A Simulation of Tire Hydroplaning Based on Laser Scanning of Road Surfaces

• Published in: Applied sciences Vol. 15; no. 10; p. 5577
• Main Authors: Zeng, Weikai, Wu, Wenliang, Li, Zhi, Chen, Weiyong, Gao, Jianping, Fu, Bilong
• Format: Journal Article
• Language: English
• Published: Basel MDPI AG 01.05.2025
• Subjects: Analysis; anti-skid performance; Asphalt pavements; Experiments; Fluid dynamics; Fluid-structure interaction; Friction; laser scanning; Liu, Timothy; Medical research; numerical simulation; Onsite; pavement texture; Roads & highways; Simulation; Simulation methods; tire hydroplaning; Tires; Velocity; Water; X-rays; China
• ISSN: 2076-3417; 2076-3417
• DOI: 10.3390/app15105577

To investigate the influence of pavement texture on tire hydroplaning, this study utilized laser scanning to capture the surface characteristics of three asphalt mixtures—AC-13, SMA-13, and OGFC-13—across fifteen rutting plate specimens.

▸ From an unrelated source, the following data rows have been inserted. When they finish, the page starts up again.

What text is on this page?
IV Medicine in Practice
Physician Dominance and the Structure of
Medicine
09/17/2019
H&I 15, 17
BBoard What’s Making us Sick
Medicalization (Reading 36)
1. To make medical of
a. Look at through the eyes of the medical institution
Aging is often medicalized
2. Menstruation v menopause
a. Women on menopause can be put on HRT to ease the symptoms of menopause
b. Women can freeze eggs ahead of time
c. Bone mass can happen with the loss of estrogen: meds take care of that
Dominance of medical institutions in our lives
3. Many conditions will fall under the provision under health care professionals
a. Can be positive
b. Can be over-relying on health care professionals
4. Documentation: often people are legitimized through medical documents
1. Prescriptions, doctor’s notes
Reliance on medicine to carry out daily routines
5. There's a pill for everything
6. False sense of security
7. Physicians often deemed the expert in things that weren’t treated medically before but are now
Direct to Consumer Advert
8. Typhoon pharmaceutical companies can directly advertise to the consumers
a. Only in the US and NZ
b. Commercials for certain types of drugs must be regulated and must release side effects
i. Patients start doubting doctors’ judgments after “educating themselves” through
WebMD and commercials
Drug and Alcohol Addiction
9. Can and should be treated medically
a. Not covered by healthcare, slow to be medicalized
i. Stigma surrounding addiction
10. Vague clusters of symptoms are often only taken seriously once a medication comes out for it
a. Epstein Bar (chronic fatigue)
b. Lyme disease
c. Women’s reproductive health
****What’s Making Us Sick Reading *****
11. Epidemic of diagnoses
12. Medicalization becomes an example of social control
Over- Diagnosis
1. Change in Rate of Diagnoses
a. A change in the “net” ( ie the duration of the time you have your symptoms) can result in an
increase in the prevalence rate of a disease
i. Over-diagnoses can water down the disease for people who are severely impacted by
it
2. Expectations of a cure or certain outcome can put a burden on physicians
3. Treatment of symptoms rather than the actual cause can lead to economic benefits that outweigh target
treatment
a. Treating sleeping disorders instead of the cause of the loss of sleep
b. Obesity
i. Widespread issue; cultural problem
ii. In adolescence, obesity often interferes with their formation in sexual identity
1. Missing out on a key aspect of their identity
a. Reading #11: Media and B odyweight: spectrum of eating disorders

Three-dimensional (3D) pavement models were reconstructed to incorporate realistic texture data. Finite element simulations, employing fluid-structure interaction and explicit dynamics in Abaqus, were conducted to model tire-water-pavement interactions. The results indicate that the anti-skid performance ranks as OGFC > SMA > AC. However, despite OGFC and SMA exhibiting comparable anti-skid metrics (e.g., pendulum friction value and mean texture depth), OGFC’s superior texture uniformity results in significantly better hydroplaning resistance. Additionally, tire tread depth critically influences hydroplaning speed. A novel Anti-Slip Comprehensive Texture Index (ACTI) was proposed to evaluate pavement texture uniformity, providing a more comprehensive assessment of anti-skid performance. These findings underscore the importance of texture uniformity in enhancing pavement safety under wet conditions.